Sono oramai 45 anni che in Birmania i vertici militari detengono il potere. Visto dall'esterno, il governo della giunta appare solido e unito: nel paese sono pochissime le voci che esprimono dissenso, i turisti che vengono scorazzati tra splendide pagode e monumenti non vedono grosse sacche di miseria, i sorrisi che li accompagnano ovunque mostrano la facciata di un popolo felice e sereno, i manifesti della propaganda riflettono un'unica via condivisa da tutti.
In realtà le rivalità individuali e la frantumazione sociale, rendono il governo assai più debole di quanto possa apparire. Neppure nell'atteggiamento da tenere verso Aung San Suu Kyi vi è unità di vedute.
Lo dimostra la lunga serie di destituzioni, di cambi di denominazioni e di rimpasti al vertice avvenuti dal 1962 ad oggi.
L'ultima, in ordine di tempo, si è consumata nel 2004, quando l'allora primo ministro, generale Khyn Nyunt, da molti indicato come colui che avrebbe traghettato il paese verso il pluralismo politico e economico, è stato posto agli arresti domiciliari. Nessuno all'interno della Spdc può considerarsi intoccabile: Nyunt, ad esempio era a capo dei potenti servizi segreti, ma questa posizione privilegiata non lo ha preservato da una fine miserabile. Le informazioni in suo possesso non sono servite ad arrestare l'ascesa del suo più acerrimo nemico, quel generale Than Shwe che, partendo da un posto pubblico nelle poste birmane, è riuscito a mettere da parte prima il generale Ne Win e poi lo stesso Nyunt.
Molti analisti indicano nel rifiuto di Aung San Suu Kyi di accettare il dialogo offertole dal primo ministro, come una delle principali cause della sua caduta. Paradossalmente per questi osservatori (e per alcuni membri dell'Nld poi espulsi dal partito per le critiche rivolte a Suu), l'intransigenza di Aung San Suu Kyi avrebbe favorito l'ascesa dell'ala dura dei militari.
Oggi il settantottenne Than Shwe è l'indiscusso presidente dell'Spdc, il Consiglio di Stato per la Pace e la Democrazia, e comandante delle forze Armate. Nonostante le sua apparizioni televisive cerchino di nascondere la paralisi al braccio dovuta a diversi attacchi di ischemia, è a tutti chiaro che la sua salute e, quel che è più grave, la sua mente, sono compromesse.

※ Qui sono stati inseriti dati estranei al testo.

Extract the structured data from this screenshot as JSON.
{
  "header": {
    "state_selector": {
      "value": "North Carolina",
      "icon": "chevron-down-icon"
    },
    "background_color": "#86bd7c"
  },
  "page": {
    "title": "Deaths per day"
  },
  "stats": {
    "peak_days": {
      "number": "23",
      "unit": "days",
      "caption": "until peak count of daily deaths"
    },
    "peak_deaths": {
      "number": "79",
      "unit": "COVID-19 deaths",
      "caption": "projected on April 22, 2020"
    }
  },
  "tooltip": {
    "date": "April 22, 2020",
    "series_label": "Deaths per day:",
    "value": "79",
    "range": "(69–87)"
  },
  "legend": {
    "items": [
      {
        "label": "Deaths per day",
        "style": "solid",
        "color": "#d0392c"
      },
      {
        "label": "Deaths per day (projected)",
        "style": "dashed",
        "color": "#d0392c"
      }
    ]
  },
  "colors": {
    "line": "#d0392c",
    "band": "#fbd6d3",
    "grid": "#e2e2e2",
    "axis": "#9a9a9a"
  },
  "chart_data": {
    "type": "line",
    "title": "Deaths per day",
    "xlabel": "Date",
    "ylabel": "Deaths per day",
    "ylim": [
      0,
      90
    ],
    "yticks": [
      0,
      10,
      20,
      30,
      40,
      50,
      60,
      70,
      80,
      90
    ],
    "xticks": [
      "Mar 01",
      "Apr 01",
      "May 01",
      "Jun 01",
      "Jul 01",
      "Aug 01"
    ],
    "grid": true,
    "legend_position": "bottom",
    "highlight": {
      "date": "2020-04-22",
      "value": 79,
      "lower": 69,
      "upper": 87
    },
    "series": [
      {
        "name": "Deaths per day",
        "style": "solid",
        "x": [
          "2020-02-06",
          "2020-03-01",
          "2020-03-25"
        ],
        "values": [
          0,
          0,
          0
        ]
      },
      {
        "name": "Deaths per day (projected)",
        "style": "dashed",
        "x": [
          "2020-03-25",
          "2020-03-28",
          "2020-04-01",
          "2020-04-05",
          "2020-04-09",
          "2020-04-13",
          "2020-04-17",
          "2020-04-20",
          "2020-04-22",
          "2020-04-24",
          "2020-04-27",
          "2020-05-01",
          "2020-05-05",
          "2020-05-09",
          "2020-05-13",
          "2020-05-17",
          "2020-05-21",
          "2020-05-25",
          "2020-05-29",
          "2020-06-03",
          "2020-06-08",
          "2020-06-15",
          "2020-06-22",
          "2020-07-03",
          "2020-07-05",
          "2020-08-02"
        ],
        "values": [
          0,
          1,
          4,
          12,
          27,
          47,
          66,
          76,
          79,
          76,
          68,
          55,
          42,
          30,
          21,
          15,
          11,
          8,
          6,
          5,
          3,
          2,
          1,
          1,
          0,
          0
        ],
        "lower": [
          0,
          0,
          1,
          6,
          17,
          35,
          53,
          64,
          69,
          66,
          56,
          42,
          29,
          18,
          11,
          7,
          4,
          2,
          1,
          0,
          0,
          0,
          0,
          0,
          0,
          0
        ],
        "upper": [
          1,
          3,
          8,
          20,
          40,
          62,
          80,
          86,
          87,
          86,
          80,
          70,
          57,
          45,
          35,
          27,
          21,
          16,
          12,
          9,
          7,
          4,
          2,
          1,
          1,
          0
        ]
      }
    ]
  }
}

In un suo discorso ha farfugliato che prima di morire non vuole vedere più una faccia bianca nel Myanmar e che nella nuova costituzione vorrebbe reintrodurre la figura del re; ruolo che gli spetterebbe di diritto in caso di un suo ritiro dalle cariche militari.
Il suo vice, Maung Aye, potrebbe essere il successore di Than Shwe, ma il vizio di bere ha reso il suo fisico debole. Xenofobo, crudele, Maung Aye, oltre ad essere contrario ad ogni dialogo con Aung San Suu Kyi, è stato l'artefice degli accordi con i signori della droga in cambio di una pace con le diverse etnie.
Il più giovane tra i militari al vertice è l'attuale primo ministro Soe Win, 63 anni, da molti considerato il mandante dell'attacco che nel 2003 ha cercato di uccidere Aung San Suu Kyi. E' stato Soe Win a comandare la divisione di fanteria responsabile del trucidamento di centinaia di studenti nel 1988. Insomma, è lui che si sporca le mani. Malato (forse di leucemia), Soe Win sarebbe stato recentemente scavalcato nella scala gerarchica da Shwe Mann e Thein Sein, che non hanno però ancora consolidato le loro posizioni.
Le malattie che minano il fisico dei generali senior, lasciano qualche speranza nel futuro del paese. Sono in molti, anche e soprattutto tra i militari, ad aspettare la morte di Than Shwe. E' la sua presenza, infatti, che impedisce ogni cambiamento. La nuova generazione di militari, più moderata e incline al compromesso, è pronta a prendere le redini del potere per poi condividerlo con l'opposizione.